Per fortuna esiste l’astensione. Scelta alla quale spesso magistrati legati da un vincolo di parentela ricorrono per evitare di essere tacciati di favoritismo nel loro lavoro. È successo ad esempio, pochi mesi fa, a Torino: al processo sulla Città della Salute aperto per fare luce sui bilanci della più grande azienda ospedaliera del Piemonte, la prima udienza è stata subito rinviata dalla giudice Giulia Maccari che ha spiegato il motivo: incompatibilità con il pubblico ministero dell’inchiesta, Mario Bendoni, suo ex marito. I due appartengono allo stesso Consiglio giudiziario, organo elettivo e consultivo locale istituito presso ogni Corte d’appello, che supporta il Consiglio Superiore della Magistratura nella gestione dei magistrati sul territorio.

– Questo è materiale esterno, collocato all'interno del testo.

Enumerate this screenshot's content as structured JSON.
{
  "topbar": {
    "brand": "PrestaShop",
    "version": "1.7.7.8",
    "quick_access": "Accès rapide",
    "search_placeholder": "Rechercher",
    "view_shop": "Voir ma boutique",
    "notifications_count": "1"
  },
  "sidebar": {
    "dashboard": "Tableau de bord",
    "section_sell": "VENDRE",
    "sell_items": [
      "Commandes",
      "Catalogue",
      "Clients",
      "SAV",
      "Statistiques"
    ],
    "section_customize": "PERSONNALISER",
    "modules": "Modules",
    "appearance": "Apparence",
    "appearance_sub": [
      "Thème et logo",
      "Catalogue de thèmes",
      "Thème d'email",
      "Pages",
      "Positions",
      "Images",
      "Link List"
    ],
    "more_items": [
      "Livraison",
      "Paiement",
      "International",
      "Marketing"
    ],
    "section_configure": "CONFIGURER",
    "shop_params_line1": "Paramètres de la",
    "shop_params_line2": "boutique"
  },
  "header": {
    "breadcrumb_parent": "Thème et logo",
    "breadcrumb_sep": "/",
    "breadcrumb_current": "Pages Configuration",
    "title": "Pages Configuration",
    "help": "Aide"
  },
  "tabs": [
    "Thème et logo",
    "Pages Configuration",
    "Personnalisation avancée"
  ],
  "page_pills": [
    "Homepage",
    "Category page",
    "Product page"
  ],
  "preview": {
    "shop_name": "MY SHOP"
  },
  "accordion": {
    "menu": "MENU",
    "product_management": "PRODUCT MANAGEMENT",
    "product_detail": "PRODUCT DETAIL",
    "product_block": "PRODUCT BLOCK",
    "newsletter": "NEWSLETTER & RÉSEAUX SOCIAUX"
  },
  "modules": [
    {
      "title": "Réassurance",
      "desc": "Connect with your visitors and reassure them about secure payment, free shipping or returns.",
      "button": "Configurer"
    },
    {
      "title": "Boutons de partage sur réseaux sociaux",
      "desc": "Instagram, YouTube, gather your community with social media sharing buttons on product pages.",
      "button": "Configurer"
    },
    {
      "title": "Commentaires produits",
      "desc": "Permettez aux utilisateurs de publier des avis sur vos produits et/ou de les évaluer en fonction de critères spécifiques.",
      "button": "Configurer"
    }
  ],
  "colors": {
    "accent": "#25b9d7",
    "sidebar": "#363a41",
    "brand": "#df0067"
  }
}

Ma il recente caso del tribunale di Bergamo, sollevato da Ermes Antonucci sulle colonne del Foglio, è qualcosa che va oltre e spiega perché «saltata la separazione delle carriere, si potrebbero almeno separare i magistrati dai loro parenti». Peccato che non sempre ciò avvenga e, soprattutto, che sia lo stesso organo di autogoverno dei magistrati a non accorgersi del problema. È infatti stata proprio la Quinta commissione del Csm, pochi giorni fa, a proporre all’unanimità la nomina di Luca Tringali come presidente della sezione gip/gup del tribunale del capoluogo orobico. Oggi giudice a Brescia, Tringali andrebbe a coordinare l’ufficio dei giudici delle indagini e delle udienze preliminari di Bergamo, quello che decide se l’impianto accusatorio formulato dal pubblico ministero nei confronti di un indagato sia corretto oppure no e se esista l’esigenza di misure cautelari. Manca solo il via libera definitivo del plenum del Csm e poi per Tringali è fatta. Però c’è un dettaglio, che la Quinta commissione sembra avere bypassato: sua moglie è Carmen Santoro, sostituto procuratore a Bergamo.